Last month, Rio Tinto's workers were arrested in China, on allegations of bribery and espionage during iron-ore pricing negotiations. The arrests were made shortly after Rio Tinto backed out of an agreement that would have seen State-owned Chinese company Chinalco invest up to $19,5-billion in it. The investment would have resulted in Chinalco owning an 18% interest in Rio Tinto's Australian iron-ore reserves, which met with Australian Opposition party resistance.
This was followed BHP Billiton and Rio Tinto moving to combine their Australian iron-ore projects. Chinese-speaking Australian Prime Minister Kevin Rudd has been at pains for some time to emphasise that the developments in the Australia-China iron-ore ticktack are purely business in nature. But some view BHP Billiton's latest iron-ore sales announcement as prompting China to defend itself against industry consolidation as well as rising spot-market prices, through the reduction of the number of import permits that it issues, even though this could impact negatively on smaller steelmakers in China. Should China curb the issuing of import licences, South Africa's Kumba Iron Ore (KIO) might benefit as KIO is known to favour the current benchmark pricing system as sell as the long-term contracts that go with it - as the Chinese appear to do at present. An iron-ore spokesperson said in South Africa that it had to be borne in mind that 47% of BHP Billiton's iron-ore volumes were still undecided. He said that 30% of its iron-ore sales would be at the spot price or index-linked; 23% would be under benchmarking, which had to bear discounts ranging from 33% for fines to 44% for lump, but that thebiggest single percentage remained undecided. If iron-ore import permits were "drastically" reduced as the 'Steel Business Briefing' reported would be the case going forward, he expected most of the 47% to be forced into long-term contractual sales.
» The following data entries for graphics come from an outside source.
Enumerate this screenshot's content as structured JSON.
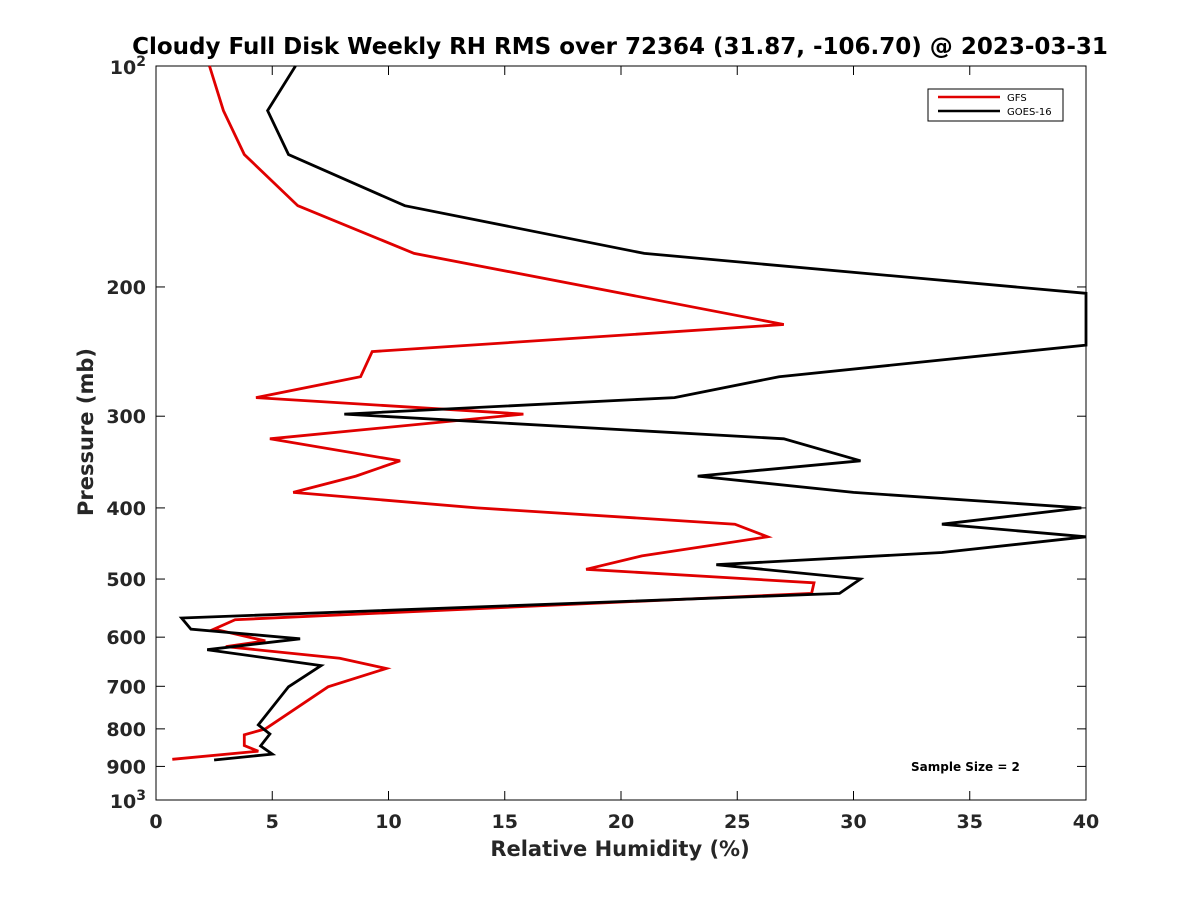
{
  "chart_data": {
    "type": "line",
    "title": "Cloudy Full Disk Weekly RH RMS over 72364 (31.87, -106.70) @ 2023-03-31",
    "xlabel": "Relative Humidity (%)",
    "ylabel": "Pressure (mb)",
    "xlim": [
      0,
      40
    ],
    "ylim": [
      100,
      1000
    ],
    "y_scale": "log",
    "y_reversed": true,
    "x_ticks": [
      0,
      5,
      10,
      15,
      20,
      25,
      30,
      35,
      40
    ],
    "x_tick_labels": [
      "0",
      "5",
      "10",
      "15",
      "20",
      "25",
      "30",
      "35",
      "40"
    ],
    "y_ticks": [
      100,
      200,
      300,
      400,
      500,
      600,
      700,
      800,
      900,
      1000
    ],
    "y_tick_labels": [
      {
        "base": "10",
        "exp": "2"
      },
      {
        "text": "200"
      },
      {
        "text": "300"
      },
      {
        "text": "400"
      },
      {
        "text": "500"
      },
      {
        "text": "600"
      },
      {
        "text": "700"
      },
      {
        "text": "800"
      },
      {
        "text": "900"
      },
      {
        "base": "10",
        "exp": "3"
      }
    ],
    "grid": false,
    "legend_position": "top-right",
    "annotation": "Sample Size = 2",
    "series": [
      {
        "name": "GFS",
        "color": "#e00000",
        "points": [
          [
            2.3,
            100
          ],
          [
            2.9,
            115
          ],
          [
            3.8,
            132
          ],
          [
            6.1,
            155
          ],
          [
            11.1,
            180
          ],
          [
            27.0,
            225
          ],
          [
            9.3,
            245
          ],
          [
            8.8,
            265
          ],
          [
            4.3,
            283
          ],
          [
            15.8,
            298
          ],
          [
            4.9,
            322
          ],
          [
            10.5,
            345
          ],
          [
            8.6,
            362
          ],
          [
            5.9,
            381
          ],
          [
            13.8,
            400
          ],
          [
            24.9,
            421
          ],
          [
            26.3,
            438
          ],
          [
            20.9,
            465
          ],
          [
            18.5,
            485
          ],
          [
            28.3,
            506
          ],
          [
            28.2,
            523
          ],
          [
            3.4,
            568
          ],
          [
            2.5,
            585
          ],
          [
            4.7,
            607
          ],
          [
            3.0,
            618
          ],
          [
            7.9,
            641
          ],
          [
            9.9,
            662
          ],
          [
            7.4,
            701
          ],
          [
            6.0,
            751
          ],
          [
            4.7,
            800
          ],
          [
            3.8,
            815
          ],
          [
            3.8,
            843
          ],
          [
            4.4,
            858
          ],
          [
            0.7,
            880
          ]
        ]
      },
      {
        "name": "GOES-16",
        "color": "#000000",
        "points": [
          [
            6.0,
            100
          ],
          [
            4.8,
            115
          ],
          [
            5.7,
            132
          ],
          [
            10.7,
            155
          ],
          [
            21.0,
            180
          ],
          [
            40.0,
            204
          ],
          [
            40.0,
            240
          ],
          [
            26.8,
            265
          ],
          [
            22.3,
            283
          ],
          [
            8.1,
            298
          ],
          [
            27.0,
            322
          ],
          [
            30.3,
            345
          ],
          [
            23.3,
            362
          ],
          [
            30.0,
            381
          ],
          [
            39.8,
            400
          ],
          [
            33.8,
            421
          ],
          [
            40.0,
            438
          ],
          [
            33.8,
            460
          ],
          [
            24.1,
            478
          ],
          [
            30.3,
            500
          ],
          [
            29.4,
            523
          ],
          [
            1.1,
            565
          ],
          [
            1.5,
            585
          ],
          [
            6.2,
            603
          ],
          [
            2.2,
            624
          ],
          [
            7.1,
            656
          ],
          [
            5.7,
            701
          ],
          [
            4.4,
            790
          ],
          [
            4.9,
            813
          ],
          [
            4.5,
            844
          ],
          [
            5.0,
            866
          ],
          [
            2.5,
            882
          ]
        ]
      }
    ]
  }
}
If that eventuated, he did not see the latest announcement as being any major departure from the practice of the last few months, in that most of the iron-ore volumes would be sold under long-term contracts at the discounted prices.
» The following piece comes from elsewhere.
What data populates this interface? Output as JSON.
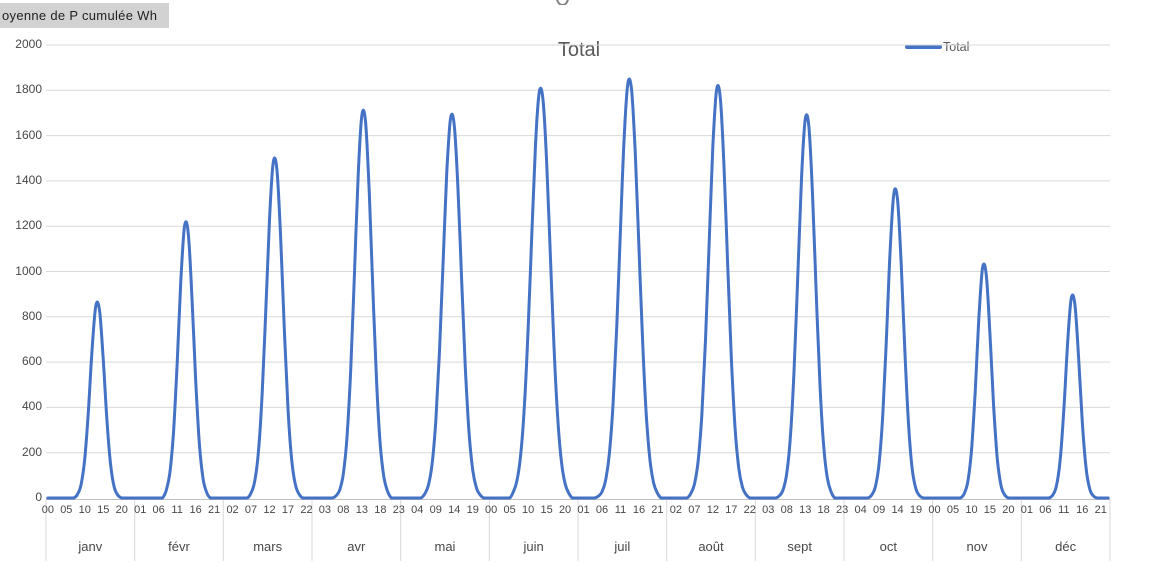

This contrasted with a videocast on the Financial Times website, where commodities correspondent Javier Blas said smiles on the faces of BHP Billiton executives indicated their pleasure at the latest pricing announcement and described the BHP Billiton move as a move away from 40 years of iron-ore pricing opacity.
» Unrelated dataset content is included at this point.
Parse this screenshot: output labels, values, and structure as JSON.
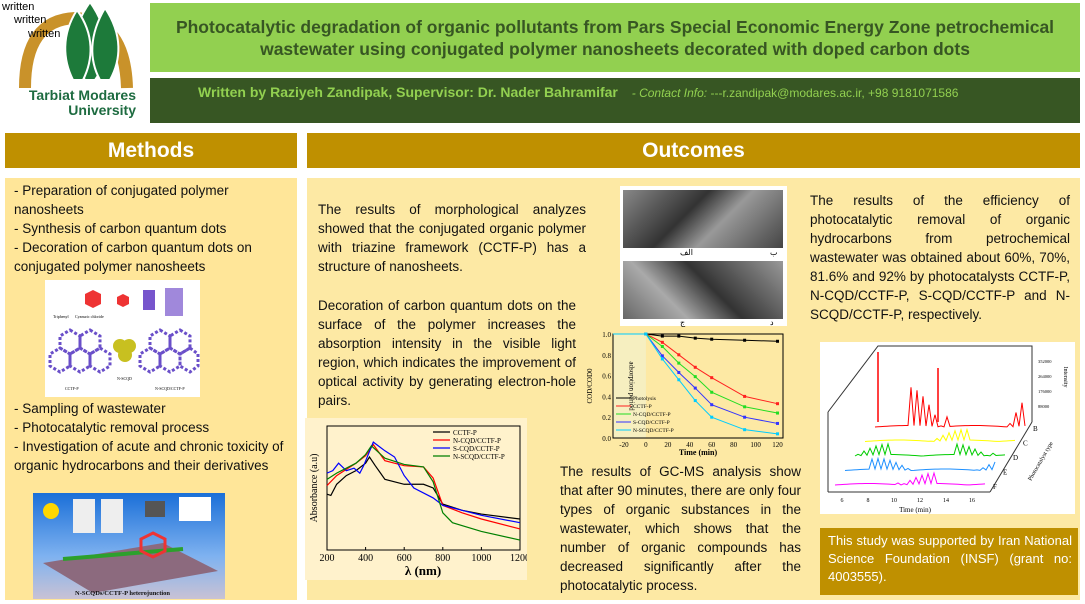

The commentator suggested the beginning of the end of benchmark pricing and a move towards a freer iron-ore market, comparable with what had happened in the oil market in the 1970s. As if in anticipation of the BHP Billiton announcement, JP Morgan Chase on Tuesday raised BHP Billiton's and Rio Tinto's profit estimates by 40% because of rising iron ore prices. The investment bank, according to a Bloomberg News report, estimated that BHP Billiton's net income might be $8,3-billion in the year to June 30, 2010, up 37% from an earlier estimate of $6,1-billion, and that Rio Tinto's net income might be $6,7-billion next calendar year, up from an earlier estimate of $4,8-billion. But in South Africa, a spokesperson expected BHP Billiton's remaining 47% eventually to be sold on a long-term basis, which would not advance the pricing practice to any great extent.
The ‘Steel Business Briefing' report stated, however, that China intended reducing the number of iron-ore import licences "drastically", which some saw as suggesting that China wanted to retain iron-ore purchases on a long-term contractual basis.